L'UE s'inquiète néanmoins de la détérioration constante de la situation politique et humanitaire, ainsi que de la sécurité en RCA, en particulier depuis 2012, relève la fiche du SEAE.

"La mise en œuvre échelonnée des accords de paix antérieurs, conjuguée au sous-développement chronique du pays et à son instabilité politique de longue date, a débouché sur l'éclatement d'un nouveau conflit en décembre 2012. Malgré la signature à Libreville, le 11 janvier 2013, d'un accord politique donnant le coup d'envoi à une période de transition, les tensions ont atteint leur paroxysme en mars 2013 avec la prise de pouvoir violente par les groupes rebelles de la Séléka et le changement anticonstitutionnel de gouvernement. Le 5 décembre 2013, la pire vague de violence depuis le début de la crise a déferlé dans la capitale et d'autres régions du pays, déclenchée par une attaque par des anti-Balaka et d'autres groupes armés contre les musulmans à Bangui. Cette attaque et les actes de représailles qui ont suivi ont provoqué la mort de plus de 1 000 personnes ainsi que l'augmentation soudaine et massive des déplacements internes", y lit-on.

La crise actuelle touche selon le SEAE la majorité de la population (4,6 millions de personnes, dont la moitié sont des enfants). Plus de 50 % des Centrafricains sont dans un besoin urgent d'aide. Au 31 janvier 2014, la RCA comptait plus de 825 000 personnes déplacées sur son territoire. Plus de 245 000 Centrafricains ont trouvé refuge dans des pays voisins en 2013. L'insécurité limite l'accès de l'aide humanitaire, ce qui ne permet guère de contrôler l'ensemble de la situation humanitaire et de fournir l'aide d'urgence à ceux qui souffrent des conséquences de la violence.

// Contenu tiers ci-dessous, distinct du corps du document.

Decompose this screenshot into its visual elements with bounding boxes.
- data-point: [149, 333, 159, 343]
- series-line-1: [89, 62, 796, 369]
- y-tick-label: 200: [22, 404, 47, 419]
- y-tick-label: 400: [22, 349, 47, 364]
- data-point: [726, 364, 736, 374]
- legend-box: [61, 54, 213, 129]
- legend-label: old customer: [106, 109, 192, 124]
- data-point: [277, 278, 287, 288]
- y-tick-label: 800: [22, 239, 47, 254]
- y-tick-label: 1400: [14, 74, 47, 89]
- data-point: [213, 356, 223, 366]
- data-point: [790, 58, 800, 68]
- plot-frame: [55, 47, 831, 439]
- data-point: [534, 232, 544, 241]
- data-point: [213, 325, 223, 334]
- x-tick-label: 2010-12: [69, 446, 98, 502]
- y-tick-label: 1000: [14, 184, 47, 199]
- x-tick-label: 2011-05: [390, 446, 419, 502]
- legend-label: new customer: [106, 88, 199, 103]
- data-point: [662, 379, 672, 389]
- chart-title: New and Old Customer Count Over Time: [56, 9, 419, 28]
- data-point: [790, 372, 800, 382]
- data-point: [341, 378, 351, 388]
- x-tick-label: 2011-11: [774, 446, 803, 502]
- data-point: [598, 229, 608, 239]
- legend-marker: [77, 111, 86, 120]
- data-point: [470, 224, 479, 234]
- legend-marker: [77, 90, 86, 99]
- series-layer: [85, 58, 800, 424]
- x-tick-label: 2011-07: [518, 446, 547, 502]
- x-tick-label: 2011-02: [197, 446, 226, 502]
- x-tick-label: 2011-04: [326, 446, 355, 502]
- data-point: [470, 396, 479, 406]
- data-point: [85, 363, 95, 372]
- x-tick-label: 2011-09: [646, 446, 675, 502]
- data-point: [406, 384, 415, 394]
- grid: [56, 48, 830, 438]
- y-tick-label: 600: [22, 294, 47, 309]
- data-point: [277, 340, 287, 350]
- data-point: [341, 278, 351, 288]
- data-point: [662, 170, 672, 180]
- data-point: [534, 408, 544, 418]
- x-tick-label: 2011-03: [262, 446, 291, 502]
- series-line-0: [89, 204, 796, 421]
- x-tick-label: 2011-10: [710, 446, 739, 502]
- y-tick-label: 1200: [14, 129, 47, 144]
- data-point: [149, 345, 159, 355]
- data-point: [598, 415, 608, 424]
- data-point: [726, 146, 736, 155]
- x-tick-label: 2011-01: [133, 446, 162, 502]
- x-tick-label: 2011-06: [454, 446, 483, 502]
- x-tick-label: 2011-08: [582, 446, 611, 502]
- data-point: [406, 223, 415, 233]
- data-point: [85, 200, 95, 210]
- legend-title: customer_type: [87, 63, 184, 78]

La situation en RCA a des effets "potentiellement déstabilisateurs qui pourraient s'étendre à la région", s’inquiète par ailleurs le SEAE. "L'insuffisance de forces de sécurité officielles accroît le risque que le pays devienne un refuge pour les groupes criminels et armés des pays voisins. Le pays, qui était déjà l'archétype d'un 'État fragile', est désormais confronté à un effondrement total de son ordre public et à la déliquescence de ses institutions étatiques".

Les accords de Libreville et la déclaration de N'Djamena du 18 avril 2013, négociés par la Communauté économique des États de l'Afrique centrale (CEEAC), constituent la base de la résolution politique de la crise en RCA. Selon le cadre mis en place par la CEEAC, la période de transition de 18 mois devrait conduire à l'organisation d'élections générales d'ici le début de 2015 et au rétablissement de l'ordre constitutionnel. Après la démission du chef de l'Etat de transition et du premier ministre de la RCA le 10 janvier 2014, le corps législatif (Conseil national de transition) a élu Catherine Samba-Panza au poste de présidente par intérim le 20 janvier.

"Le rétablissement de la sécurité et de l'ordre public demeure une des priorités immédiates pour stabiliser le pays en vue de soutenir le processus politique. L'amélioration de la couverture humanitaire et la relance de l'aide au développement sont directement liées à l'évolution favorable de la situation sur le plan de la sécurité. Un des objectifs essentiels à moyen et long terme est la reconstruction des institutions étatiques", affirme encore la note du SEAE.